Feature request: automatically generated ids for headers

We don’t need namespaces. We already have scopes.

Within the scope of the content I’m authoring, [me too](#me-too) can unambiguously link to # Me Too. I as an author should not have to think about any containing scopes. This is perfectly analogous to block scopes in most programming languages.

It is the responsibility of the embedding context to respect and protect my scope.
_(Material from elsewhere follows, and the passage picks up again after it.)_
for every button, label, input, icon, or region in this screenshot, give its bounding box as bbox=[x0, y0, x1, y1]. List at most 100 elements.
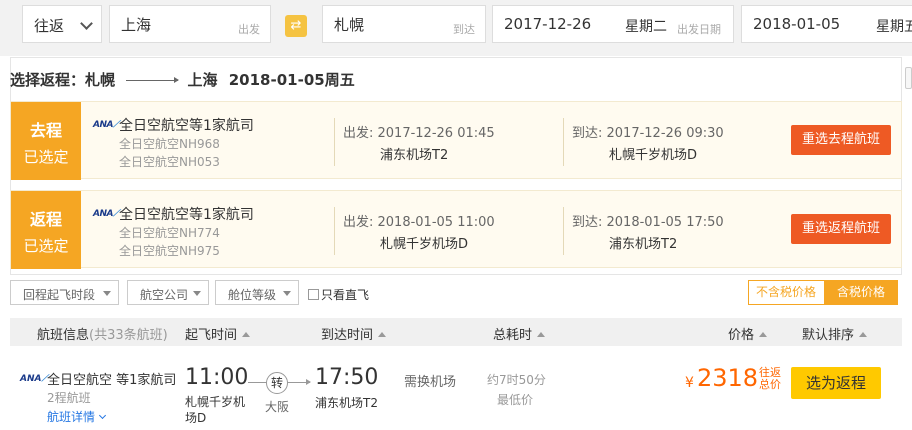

Whether in its rendering it avoids ID collisions by altering its IDs or mine, or demotes my heading levels to avoid multiple H1s, it is its business, its job to make it work.

There should be a clear separation of concerns between authoring content and publishing mechanics. I shouldn’t have to manage the technicalities of an output format while authoring in a format that is supposed to be independent and portable. As the content author, the only thing that matters is that I have a semantically unambiguous and intuitive way to create internal links. I don’t care how they are ultimately rendered.

The one case where I do care, when I want the world to be able to deep link into my published content, I make sure to choose a publishing tool that produces predictable, “exportable” header ids and deep links, perhaps one that retains the unaltered CommonMark anchors or perhaps one that doesn’t. Who knows, maybe the content will get published in a relational database, and all anchors get translated into foreign keys. These are publishing concerns, not authoring concerns, not CommonMark spec concerns.